Тогда начинается неприятное ощущение неловкости от того, что наш собеседник не подозревает изменившегося к нему отношения и продолжает с прежним подъёмом высказывать свои умные мысли, считая нас своим единомышленником. А мы уже с поражающей отчётливостью видим его ограниченность, отсутствие минимальной чуткости и способности оценки, кому и при каких обстоятельствах можно говорить то, что он говорит. И с чувством стыда вспоминаем о том, как наивно и с каким волнением высказывали ему свои мысли.

Когда Глеб говорил о войне, о возможной революции, она видела, что и война и революция имеют для него значение постольку, поскольку они помогут ему разрешить какие-то «проклятые» вопросы, освободиться от гнёта морали и мещанства.

При этом ей представлялся заострившийся профиль Черняка на лазаретной койке, с неподвижно устремлённым перед собой взглядом.

Для этого человека не существовало проклятых личных вопросов.

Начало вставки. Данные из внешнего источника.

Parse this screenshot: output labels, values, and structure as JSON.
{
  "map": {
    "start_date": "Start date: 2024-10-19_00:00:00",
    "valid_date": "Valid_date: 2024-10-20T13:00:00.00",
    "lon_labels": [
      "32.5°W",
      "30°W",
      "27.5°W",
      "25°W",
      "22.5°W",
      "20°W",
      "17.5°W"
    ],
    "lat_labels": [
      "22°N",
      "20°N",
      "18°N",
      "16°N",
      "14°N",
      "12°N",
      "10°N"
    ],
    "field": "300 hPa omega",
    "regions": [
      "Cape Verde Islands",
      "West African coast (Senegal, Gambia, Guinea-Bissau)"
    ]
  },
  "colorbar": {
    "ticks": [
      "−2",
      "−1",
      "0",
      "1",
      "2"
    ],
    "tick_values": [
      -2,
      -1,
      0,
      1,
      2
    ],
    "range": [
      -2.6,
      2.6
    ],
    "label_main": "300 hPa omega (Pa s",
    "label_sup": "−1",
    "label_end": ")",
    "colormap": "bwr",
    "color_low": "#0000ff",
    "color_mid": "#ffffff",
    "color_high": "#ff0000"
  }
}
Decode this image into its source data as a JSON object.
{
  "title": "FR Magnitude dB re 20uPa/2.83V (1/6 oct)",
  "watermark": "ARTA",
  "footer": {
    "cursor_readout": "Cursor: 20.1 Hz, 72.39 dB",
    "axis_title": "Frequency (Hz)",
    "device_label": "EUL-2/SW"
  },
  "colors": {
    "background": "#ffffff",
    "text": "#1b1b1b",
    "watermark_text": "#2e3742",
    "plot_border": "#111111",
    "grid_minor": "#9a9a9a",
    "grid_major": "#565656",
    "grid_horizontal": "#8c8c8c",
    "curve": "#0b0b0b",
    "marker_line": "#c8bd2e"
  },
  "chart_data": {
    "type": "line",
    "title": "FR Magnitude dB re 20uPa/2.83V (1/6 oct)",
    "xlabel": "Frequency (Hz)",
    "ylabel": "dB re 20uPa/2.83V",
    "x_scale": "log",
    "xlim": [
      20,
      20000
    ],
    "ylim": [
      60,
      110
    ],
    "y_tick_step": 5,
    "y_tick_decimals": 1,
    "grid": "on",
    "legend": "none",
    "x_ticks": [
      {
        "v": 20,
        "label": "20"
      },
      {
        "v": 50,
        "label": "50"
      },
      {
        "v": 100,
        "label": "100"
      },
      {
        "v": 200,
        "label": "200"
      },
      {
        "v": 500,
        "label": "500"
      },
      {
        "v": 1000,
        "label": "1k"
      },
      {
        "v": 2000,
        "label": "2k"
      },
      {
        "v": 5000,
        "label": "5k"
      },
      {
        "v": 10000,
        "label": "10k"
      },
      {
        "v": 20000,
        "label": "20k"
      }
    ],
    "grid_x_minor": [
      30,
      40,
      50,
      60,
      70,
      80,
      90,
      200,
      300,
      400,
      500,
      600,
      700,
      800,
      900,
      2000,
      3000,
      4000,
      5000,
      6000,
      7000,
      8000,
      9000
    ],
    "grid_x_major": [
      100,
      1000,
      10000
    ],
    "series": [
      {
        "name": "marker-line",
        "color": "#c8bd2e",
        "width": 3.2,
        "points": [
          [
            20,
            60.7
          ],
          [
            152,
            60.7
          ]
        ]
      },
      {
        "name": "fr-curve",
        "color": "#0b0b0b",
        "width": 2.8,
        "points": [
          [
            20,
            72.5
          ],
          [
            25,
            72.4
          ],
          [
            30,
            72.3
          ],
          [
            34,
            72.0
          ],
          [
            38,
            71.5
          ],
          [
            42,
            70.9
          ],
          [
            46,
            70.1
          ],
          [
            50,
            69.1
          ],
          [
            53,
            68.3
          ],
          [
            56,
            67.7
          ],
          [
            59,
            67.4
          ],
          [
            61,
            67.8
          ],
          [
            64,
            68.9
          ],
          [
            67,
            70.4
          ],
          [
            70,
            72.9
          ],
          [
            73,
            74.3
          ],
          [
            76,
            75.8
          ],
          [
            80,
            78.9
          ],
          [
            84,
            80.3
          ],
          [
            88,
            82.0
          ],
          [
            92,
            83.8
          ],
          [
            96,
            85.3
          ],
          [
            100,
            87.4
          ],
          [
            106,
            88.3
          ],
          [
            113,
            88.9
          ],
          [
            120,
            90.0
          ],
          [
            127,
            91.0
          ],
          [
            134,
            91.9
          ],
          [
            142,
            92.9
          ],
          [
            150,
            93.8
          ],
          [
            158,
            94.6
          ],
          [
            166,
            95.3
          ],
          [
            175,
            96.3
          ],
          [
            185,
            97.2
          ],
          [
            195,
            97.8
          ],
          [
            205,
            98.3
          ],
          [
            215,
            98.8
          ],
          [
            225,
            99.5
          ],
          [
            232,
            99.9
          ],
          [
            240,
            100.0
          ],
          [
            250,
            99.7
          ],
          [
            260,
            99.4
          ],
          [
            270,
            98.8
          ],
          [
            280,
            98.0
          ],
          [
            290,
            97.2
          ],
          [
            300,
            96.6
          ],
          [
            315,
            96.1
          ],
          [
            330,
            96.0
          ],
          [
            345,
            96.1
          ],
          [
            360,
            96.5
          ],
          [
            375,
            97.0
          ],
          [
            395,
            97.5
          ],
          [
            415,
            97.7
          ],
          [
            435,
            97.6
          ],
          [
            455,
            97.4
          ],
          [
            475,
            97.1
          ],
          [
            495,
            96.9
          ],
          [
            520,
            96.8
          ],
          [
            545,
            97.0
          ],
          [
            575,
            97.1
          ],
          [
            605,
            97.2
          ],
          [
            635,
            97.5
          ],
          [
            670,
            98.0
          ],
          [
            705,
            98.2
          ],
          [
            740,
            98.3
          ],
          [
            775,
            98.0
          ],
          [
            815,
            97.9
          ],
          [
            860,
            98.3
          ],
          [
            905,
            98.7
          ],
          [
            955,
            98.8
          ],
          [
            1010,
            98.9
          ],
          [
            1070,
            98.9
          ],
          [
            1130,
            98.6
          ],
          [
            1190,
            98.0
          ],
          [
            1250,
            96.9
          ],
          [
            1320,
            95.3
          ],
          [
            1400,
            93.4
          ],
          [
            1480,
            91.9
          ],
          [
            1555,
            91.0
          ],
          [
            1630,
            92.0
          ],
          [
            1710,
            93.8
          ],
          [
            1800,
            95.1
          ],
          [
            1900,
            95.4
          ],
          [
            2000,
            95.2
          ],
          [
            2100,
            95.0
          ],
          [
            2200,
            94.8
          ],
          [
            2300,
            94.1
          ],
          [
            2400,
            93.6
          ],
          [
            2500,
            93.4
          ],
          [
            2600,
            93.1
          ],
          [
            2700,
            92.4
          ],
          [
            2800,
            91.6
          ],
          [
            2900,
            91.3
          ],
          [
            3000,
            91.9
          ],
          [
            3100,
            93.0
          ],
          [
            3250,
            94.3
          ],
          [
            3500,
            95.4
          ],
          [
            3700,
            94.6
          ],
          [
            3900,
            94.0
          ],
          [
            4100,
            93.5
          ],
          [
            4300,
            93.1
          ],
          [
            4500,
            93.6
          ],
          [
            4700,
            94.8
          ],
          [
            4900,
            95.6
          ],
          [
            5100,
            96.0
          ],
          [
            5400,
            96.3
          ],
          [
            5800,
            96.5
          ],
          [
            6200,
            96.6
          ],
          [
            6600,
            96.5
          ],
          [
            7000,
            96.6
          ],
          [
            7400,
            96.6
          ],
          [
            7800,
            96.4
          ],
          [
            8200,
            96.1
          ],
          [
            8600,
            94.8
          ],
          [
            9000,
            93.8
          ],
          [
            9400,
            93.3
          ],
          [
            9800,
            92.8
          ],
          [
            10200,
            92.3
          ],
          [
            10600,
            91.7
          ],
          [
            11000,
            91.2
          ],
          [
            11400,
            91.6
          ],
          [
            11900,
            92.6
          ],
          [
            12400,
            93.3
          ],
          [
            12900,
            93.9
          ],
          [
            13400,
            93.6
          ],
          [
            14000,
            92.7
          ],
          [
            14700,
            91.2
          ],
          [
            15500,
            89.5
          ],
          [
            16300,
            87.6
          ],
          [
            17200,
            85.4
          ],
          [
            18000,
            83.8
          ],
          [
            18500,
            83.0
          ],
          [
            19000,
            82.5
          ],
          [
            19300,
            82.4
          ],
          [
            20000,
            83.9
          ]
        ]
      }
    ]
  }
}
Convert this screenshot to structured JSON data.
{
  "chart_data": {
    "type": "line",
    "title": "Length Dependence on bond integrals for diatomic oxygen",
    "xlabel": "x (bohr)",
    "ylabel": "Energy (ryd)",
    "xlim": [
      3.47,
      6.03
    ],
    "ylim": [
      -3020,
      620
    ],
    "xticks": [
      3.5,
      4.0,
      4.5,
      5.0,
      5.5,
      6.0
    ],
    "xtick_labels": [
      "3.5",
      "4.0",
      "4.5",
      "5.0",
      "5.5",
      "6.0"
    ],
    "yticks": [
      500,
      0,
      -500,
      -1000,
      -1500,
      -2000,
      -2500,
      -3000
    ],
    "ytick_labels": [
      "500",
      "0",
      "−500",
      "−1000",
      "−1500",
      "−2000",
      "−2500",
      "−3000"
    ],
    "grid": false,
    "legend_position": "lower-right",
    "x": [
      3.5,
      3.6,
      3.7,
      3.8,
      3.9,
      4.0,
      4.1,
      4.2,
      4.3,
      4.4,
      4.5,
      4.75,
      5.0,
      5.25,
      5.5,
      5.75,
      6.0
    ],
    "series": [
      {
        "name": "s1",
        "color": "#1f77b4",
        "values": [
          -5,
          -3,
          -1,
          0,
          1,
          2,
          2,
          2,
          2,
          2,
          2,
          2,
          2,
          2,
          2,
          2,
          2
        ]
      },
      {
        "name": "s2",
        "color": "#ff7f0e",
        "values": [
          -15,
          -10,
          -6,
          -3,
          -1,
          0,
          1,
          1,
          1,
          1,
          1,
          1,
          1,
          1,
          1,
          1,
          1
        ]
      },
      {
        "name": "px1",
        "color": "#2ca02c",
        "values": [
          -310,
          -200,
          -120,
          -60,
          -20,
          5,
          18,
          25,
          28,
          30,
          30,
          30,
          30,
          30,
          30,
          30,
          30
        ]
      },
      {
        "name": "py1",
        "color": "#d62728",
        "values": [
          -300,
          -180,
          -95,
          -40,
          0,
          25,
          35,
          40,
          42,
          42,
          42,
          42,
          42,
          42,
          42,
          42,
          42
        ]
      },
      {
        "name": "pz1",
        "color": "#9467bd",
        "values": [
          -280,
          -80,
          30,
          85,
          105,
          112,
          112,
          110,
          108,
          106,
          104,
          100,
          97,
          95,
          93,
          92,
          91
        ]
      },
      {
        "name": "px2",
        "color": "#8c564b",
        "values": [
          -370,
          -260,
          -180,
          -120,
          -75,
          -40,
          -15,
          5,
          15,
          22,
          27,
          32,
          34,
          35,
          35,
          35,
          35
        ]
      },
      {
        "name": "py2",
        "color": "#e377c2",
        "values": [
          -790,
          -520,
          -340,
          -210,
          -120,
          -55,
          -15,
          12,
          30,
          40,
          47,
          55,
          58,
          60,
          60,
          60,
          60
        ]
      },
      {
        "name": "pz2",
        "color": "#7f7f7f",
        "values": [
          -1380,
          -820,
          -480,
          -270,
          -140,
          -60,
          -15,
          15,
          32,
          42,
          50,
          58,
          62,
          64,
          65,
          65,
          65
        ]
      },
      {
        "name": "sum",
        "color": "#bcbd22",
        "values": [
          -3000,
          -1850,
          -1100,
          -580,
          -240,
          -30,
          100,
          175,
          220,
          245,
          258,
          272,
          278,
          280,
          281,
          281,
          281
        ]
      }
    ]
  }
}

Для него был один, действительно п р о к л я т ы й вопрос, который должен быть разрешён во что бы то ни стало. Это вопрос о том, как соединить людей для того, чтобы они восстали против строя, порождающего такие ужасы, как взаимное истребление людей, чтобы человечество не видело больше разбитых черепов и раздавленных колёсами пушек рук и ног.